Eh, because it has a such a wide ranging API something has gone awry? Personally I would have thought that is one of the reasons it is such a common choice of language.
It's a bit like the horsemeat scandal: all those APIs that are the reason its a common choice of language represent programmers who are prepared to trust that some complete stranger "upstream" has done their job correctly and their code can simply be called without fuss.
In fact, just as it turned out that our "from the shelf to the field" food tracking system of trust was bogus, the API chain often (in any language) turns out to be full of holes, patches, and just plain bad programming. Oracle's struggle to fix this is exactly analogous to what happened in the wake of the first revelations about the horsemeat - someone went to fix what they thought was an isolated problem and discovered the rotting systemic mess behind that outbreak.
I'm not saying this is a specifically Java problem - if anything it's an inherent problem in the culture of Object Oriented Programming: the idea that you can have "shrink-wrapped" components from vendors you can trust (I know the concept also appears in pre-/non-OOP systems too). But at the end of the day, why do you actually think you can trust someone else's code? I can barely trust my own, to be honest.
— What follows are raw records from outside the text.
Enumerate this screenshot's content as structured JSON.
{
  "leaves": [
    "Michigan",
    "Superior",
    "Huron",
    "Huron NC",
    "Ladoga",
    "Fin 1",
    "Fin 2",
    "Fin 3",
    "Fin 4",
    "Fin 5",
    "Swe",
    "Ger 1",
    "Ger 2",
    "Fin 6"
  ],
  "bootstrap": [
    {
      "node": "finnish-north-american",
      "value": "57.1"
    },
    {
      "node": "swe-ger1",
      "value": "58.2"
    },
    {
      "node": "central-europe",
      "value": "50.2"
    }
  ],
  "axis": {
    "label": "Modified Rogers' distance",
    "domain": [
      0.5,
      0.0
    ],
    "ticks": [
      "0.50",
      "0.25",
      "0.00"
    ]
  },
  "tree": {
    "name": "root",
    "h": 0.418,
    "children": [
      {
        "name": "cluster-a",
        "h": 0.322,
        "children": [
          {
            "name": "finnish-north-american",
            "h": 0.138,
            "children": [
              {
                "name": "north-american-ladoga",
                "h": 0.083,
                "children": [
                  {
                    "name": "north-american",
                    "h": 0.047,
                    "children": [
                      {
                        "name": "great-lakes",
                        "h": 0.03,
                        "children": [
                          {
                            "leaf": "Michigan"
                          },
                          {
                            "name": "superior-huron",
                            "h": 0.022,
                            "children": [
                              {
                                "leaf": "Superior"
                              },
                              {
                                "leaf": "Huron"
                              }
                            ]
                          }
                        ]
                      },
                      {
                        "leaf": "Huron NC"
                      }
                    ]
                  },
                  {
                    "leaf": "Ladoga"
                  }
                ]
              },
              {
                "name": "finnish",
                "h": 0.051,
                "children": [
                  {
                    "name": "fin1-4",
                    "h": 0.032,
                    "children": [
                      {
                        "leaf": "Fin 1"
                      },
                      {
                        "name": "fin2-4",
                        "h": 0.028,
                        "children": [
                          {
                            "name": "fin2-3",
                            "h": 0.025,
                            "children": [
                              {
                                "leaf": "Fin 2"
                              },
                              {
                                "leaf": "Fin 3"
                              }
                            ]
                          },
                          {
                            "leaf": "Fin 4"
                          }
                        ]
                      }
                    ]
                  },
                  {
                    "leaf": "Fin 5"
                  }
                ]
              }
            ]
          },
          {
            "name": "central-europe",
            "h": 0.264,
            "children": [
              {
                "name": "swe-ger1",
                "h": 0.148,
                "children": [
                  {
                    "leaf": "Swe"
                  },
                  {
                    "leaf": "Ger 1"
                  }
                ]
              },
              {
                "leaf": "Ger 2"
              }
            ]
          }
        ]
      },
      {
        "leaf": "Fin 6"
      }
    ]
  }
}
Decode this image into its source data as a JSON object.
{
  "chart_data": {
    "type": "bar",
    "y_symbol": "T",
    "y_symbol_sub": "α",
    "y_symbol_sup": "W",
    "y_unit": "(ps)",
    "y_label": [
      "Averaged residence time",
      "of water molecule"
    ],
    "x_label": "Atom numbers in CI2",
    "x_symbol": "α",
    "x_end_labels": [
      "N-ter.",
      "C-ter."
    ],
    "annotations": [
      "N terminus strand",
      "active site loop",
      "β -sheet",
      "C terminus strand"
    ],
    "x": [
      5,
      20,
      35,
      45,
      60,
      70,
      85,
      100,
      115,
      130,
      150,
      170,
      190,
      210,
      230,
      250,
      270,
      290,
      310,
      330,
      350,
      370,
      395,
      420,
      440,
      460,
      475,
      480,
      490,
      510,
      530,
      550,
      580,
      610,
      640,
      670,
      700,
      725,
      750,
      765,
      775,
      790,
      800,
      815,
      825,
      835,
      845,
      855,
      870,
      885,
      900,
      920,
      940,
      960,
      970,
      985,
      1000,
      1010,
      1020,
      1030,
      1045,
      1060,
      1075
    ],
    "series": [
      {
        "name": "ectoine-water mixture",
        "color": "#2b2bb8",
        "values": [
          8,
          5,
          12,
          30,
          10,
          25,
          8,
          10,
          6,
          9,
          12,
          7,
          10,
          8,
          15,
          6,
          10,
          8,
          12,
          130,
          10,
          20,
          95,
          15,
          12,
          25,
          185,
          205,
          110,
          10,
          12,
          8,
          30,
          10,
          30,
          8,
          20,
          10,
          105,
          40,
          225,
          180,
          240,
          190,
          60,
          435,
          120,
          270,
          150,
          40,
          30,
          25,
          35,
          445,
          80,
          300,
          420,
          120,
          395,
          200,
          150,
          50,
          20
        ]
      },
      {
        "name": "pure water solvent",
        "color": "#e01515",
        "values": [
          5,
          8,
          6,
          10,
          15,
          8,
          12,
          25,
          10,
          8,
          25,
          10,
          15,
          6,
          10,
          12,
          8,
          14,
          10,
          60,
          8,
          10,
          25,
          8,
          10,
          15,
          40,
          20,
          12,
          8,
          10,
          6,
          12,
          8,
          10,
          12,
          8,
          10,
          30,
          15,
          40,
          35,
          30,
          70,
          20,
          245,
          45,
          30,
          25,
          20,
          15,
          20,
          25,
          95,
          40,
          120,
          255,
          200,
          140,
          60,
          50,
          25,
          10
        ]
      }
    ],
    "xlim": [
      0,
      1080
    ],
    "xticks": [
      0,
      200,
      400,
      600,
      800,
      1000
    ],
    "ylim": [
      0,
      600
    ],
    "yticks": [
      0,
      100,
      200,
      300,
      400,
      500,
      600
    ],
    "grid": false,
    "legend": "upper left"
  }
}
That 3" think Nutshell book represents 3" of APIs that someone is asking you to take on trust. Is that a good idea, regardless of how common it is that programmers do in fact accept it?
So Java is rubbish because the browser plugin has the odd vulnerability or two (which could in fact be due to integration with the browser rather than anything fundamental to Java itself). Chrome and Firefox seem to get patched every five minutes and no one bats an eyelid. Known M$ vulnerabilities can hang around for months before they get fixed.
Anyone would think that someone has got it in for Java. Maybe it's Oracle that is spreading all this FUD and hatred?
Personally, I love Java and hate Oracle. I don't want the Ask toolbar, and it would be nice if the documentation didn't have lots of broken links to the Sun websites, or pointless links to top-level pages. However, I think the language is great, and is still a brilliant way to produce functional cross-platform applications (client or server) using a proper strongly-typed OO language.
...has versions numbered 10.2.5471.2.15.26 (or whatever), you just KNOW there is some inherent problem.
I remember when having to provide support for Oracle apps, it was ESSENTIAL to get EXACTLY the right version of Oracle (which was always a PAIN to install), because there seemed to be no onwards/backwards compatibility with Oracle and, of course, no "Oracle Update" as per Windows.
If we ever got a new Oracle application to support, we knew support costs were going to be MUCH higher than comparable non-Oracle apps.
So I guess its no big deal that most of the popular browser have had recent critical security exploits:
http://www.theregister.co.uk/2013/03/05/google_chrome_pre_pwn2own_update/
or that Windows is still riddled with security exploits
http://mobile.theverge.com/2013/2/13/3983846/googlers-found-over-50-percent-of-the-bugs-in-microsofts-massive-update
It is my opinion that Java/JavaFX kicks HTML5's butt when it comes to performance, capability and maintainability:
http://download.oracle.com/otndocs/products/javafx/2.2/samples/Ensemble/index.html
http://jfxtras.org/resources/java/Ensemble.jnlp
http://goworldwind.org/demos/
(Of course, many of you won't be able to see these demos since you have been manipulated into disabling Java.)
The truth is that any software that is exposed to the network may have a critical security vulnerability. Every time that software is touched, another vulnerability may be exposed. (Remember how a simple buffer overrun exploit was used in the Unix "finger" program to bring down the internet in the 80s'?)
At least Java was designed for security from the beginning and has more of a chance of being secure than most other networked applications. Java 7 was a big change from Java 6 and will have some short term hiccups. The nice thing about Java is that it is open source so the vulnerabilities will be discovered quickly as thousands of hackers, developers and security firms probe through the source code. (i.e. Java doesn't rely on security through obscurity.)